It’s interesting that you can’t deny coverage for pre-existing conditions in the U.S.
Of all the morally reprehensible things that US insurers do, I feel that hypothetically increasing premiums or instituting a waiting period for pre-existing conditions would be nowhere near the top of the list. Forcing all insurers to cover for pre-existing conditions raises premiums, and leads to adverse selection. It would be like a car insurer having to assume that you’ve had your licence suspended in the past, when in fact most of us haven’t.
I have no doubt that some insurer practices are immoral and deceptive – including the use of AI to process claims. I work in litigation and sometimes I act against insurers (sometimes I act for them) and I see the gamut of conduct from good faith to bad faith. To the extent that they make bad faith decisions, they deserve criticism. If it's bad faith to a criminal standard, they deserve punishment. But the immorality lies in the deceptiveness of a decision or the failure to abide by terms. It doesn’t lie in the deprivation of resources as such.
You could before the Affordable Care Act in 2010.
Also, this was paired in the ACA with a requirement for universal coverage. If you were young and fit (and invincible) and so skipped coverage, you were fined essentially the amount of premium. This was exactly to keep the insured pool from reducing to the most sick, and making premiums spiral. Republican efforts during the first Trump administration eventually led to that penalty being lowered to $0, in the hopes said death spiral would happen. Only, it hasn't. The ACA has continued to grow enrollment since then.
Universal coverage means the young and healthy subsidise the premiums of the old and chronically ill. It would be like all drivers being categorised as having the same driving history. Great for someone who's had a DUI conviction. Not so good for the person without a speeding fine in 20 years.

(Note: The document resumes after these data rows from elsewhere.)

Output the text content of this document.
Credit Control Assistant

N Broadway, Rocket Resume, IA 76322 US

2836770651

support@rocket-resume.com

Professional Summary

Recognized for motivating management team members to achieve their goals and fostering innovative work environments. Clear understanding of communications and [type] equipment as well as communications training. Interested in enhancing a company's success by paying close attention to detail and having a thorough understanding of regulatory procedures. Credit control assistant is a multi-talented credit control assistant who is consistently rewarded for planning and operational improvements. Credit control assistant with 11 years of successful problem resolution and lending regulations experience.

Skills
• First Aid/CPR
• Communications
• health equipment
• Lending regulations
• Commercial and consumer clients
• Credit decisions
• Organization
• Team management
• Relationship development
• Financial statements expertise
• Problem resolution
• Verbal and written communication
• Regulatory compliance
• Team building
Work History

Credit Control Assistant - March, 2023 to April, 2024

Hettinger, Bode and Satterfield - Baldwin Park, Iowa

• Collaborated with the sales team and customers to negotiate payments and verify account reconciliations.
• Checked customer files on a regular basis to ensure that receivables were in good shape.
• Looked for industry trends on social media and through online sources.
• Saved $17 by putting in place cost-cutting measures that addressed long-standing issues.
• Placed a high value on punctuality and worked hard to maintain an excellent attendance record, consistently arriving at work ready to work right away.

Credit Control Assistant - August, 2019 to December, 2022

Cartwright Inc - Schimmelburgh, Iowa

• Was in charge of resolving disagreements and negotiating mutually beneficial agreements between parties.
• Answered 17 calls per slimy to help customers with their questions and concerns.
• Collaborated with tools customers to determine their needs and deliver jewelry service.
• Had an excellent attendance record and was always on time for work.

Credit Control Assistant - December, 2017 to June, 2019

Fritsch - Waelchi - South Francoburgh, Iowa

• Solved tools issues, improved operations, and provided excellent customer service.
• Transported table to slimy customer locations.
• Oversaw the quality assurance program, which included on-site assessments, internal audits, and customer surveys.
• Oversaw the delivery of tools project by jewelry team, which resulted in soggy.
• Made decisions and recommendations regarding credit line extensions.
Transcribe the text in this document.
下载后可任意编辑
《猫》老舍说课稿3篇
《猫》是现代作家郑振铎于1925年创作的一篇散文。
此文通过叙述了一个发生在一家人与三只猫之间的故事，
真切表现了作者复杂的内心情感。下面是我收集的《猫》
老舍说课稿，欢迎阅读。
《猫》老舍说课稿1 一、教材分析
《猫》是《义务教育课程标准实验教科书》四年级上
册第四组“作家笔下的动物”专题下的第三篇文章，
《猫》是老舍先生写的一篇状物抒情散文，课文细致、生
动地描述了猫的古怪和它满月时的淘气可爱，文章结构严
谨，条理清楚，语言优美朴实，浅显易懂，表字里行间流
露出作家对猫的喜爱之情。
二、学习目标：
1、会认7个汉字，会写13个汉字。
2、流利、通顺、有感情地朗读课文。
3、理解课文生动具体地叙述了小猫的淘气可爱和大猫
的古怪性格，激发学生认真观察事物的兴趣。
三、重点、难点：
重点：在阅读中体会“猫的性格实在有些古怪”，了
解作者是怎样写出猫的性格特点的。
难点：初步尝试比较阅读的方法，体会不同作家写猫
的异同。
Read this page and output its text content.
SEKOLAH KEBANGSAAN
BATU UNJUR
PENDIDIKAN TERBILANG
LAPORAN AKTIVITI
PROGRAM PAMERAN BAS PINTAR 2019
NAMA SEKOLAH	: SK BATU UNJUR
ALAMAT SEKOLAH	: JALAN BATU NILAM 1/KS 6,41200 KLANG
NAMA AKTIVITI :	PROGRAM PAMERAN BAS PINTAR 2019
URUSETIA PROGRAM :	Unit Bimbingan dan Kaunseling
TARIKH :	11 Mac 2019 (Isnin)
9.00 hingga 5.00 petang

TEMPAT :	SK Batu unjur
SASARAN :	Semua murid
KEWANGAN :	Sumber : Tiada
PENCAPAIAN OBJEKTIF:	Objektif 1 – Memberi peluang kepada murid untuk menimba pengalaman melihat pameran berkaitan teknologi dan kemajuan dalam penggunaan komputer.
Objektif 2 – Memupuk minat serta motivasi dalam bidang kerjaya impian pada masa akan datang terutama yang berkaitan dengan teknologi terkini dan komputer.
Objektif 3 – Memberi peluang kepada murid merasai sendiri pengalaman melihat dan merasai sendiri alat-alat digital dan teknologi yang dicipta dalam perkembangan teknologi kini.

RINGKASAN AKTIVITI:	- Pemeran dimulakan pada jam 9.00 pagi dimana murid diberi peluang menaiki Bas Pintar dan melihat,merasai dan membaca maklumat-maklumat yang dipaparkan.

Kind of what the point of insurance is, isn't it?
The comparison of health insurance with car insurance risk pooling is fallacious as it rests on a false equivalency:
Car insurance is required to cover a risk that is imposed on others while exercising the privilege of operating a piece of dangerous equipment in shared public space.
Stratifying the pool of the insured into risk pools with premiums proportional to the risk brought to bear on the public makes perfect sense when it comes to car insurance.
Access to affordable health care is a nearly universal need that arises from unpredictable biologic events/injuries and is brought into being by merely existing as a human being. (And yes, there are risks imposed on others by simply living, such as infectious diseases etc., but that veers into public health, not individual health which is what concerns health insurance.)
In addition, the comparison fails on the grounds that the pool of the young and healthy is somehow comparable to people who forego driving a car and therefore do not require insurance.
It does not take much to realize that young and healthy people do carry a risk of becoming ill, whereas it is impossible for a person who does not operate a car to become involved in an at fault motor vehicle accident while driving a car.
The false equivalency fallacy might be the most common logical fallacy employed in bad faith arguments and is also rampant in meme level reasoning, but typically does not hold up on even cursory evaluation.
The false equivalency fallacy is an indicator of either malicious intent (typically a derailing effort) or weak thinking on the part of the writer/speaker.
We seem to get a lot of weak thinking and opinionating from relatively clueless Australian posters who for, some reason, are interested in American politics - is there something in the water over there or is it simply that life is so boring on the island that even discussions of US healthcare become a source of entertainment.